Monday, January 17, 2005

4th January 2005

Day1 cycling: Mumbai to Shahapur: Total 102.64 km. 6hrs 54mins ride time. MAX = 38.6km/hr. AVS = 15.36 km/hr – a little slow but a lot of time spent getting through Mumbai (around 20km until out of Mumbai). Road conditions were generally good, although the surface became a bit rough over the last 15km. Overall, not a very interesting ride – mainly highway, and not so many places to stop for a cup of tea. When I did, people seemed a little incredulous to see me, as if I was an astronaut just off the space shuttle – people seem baffled to see a westerner on a bicycle & would stand around and gawk at me and the bicycle (and they do tend to fiddle with bike bits) … just doesn’t make sense to them. I started to run out of puff after about 90 km (!), but there seemed nowhere evident that I could stay. After another 10km or so I arrived at the small town of Shahapur, which seemed an unlikely place to have a guesthouse or any accommodation, and my attempts at asking led to a few ‘bum steers’. (At this point, I recalled that many Indians prefer apparent helpfulness to accuracy, and may well make up an answer and point in any old direction, rather than admit they don’t know. This cost me about 15kms on the trip, when I took a wrong turn based on faulty directions.) It was beginning to look hopeless when a young boy understood my request for “accommodation” and took me to the Engineers’ Training School (I think that’s what it was) where he and some other lads aged 16 to 19 helped negotiate me a room there. For 200 Rp (about 6 Australian dollars) I was given a room with a fan and bathroom with hot water. I felt stuffed but so pleased to be able to stop and rest. 100 km was probably a little too ambitious for my first day’s cycling.

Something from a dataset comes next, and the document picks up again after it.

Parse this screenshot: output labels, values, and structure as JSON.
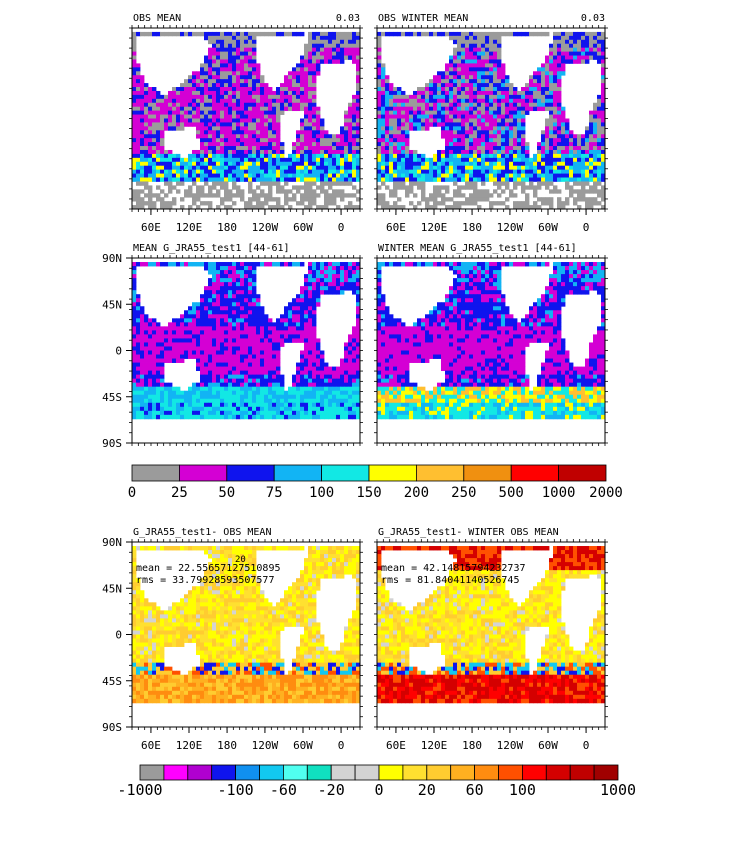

I was a celebrity for an evening. The lads crowded into my room (nine of them at one stage, plus an engineer or two) plying me politely with questions (what I was doing, age, profession, marital status and so on) and examining my bike. Four of them invited me for a Chinese meal in a local restaurant. They were so very friendly, and at one stage a small squabble erupted over who would sit next to me at the restaurant. At the end of the evening they gave me some small gifts (a Hindi calendar and a small sort of flower arrangement), despite my protestations that I couldn’t fit anything else in my panniers.

Indians are usually very placid and friendly on person-to-person basis, but their aggression seems to become unleashed on the roads. Trucks and buses are relatively respectful when travelling in the same direction, and will give you a wide enough berth if possible when they overtake (unless there’s oncoming traffic also overtaking, in which case they’ll toot away indicating that they’re coming and you’d better watch out). Oncoming vehicles however have no scruples in forcing you off the bitumen when overtaking slower oncoming traffic. Funnily, oncoming traffic usually gives the best indication of when to be extremely cautious or to pull over onto the shoulder of the road.

Signs indicating blind curves are also another cue to be very careful, especially when the sign indicates no overtaking: Indians seem to regard these signs as an indicator to do just the opposite. I guess it’s because they can’t see anything ahead. Going downhill, especially when it’s a steep hill, can be particularly dangerous, as you’re likely to meet a whole phalanx of vehicles crawling uphill bunched up behind the slower vehicles. As soon as there’s a break in the traffic coming down the hill (a bicycle doesn’t count as traffic) every second vehicle pulls right out with a view to overtake, entirely filling the lanes in both directions.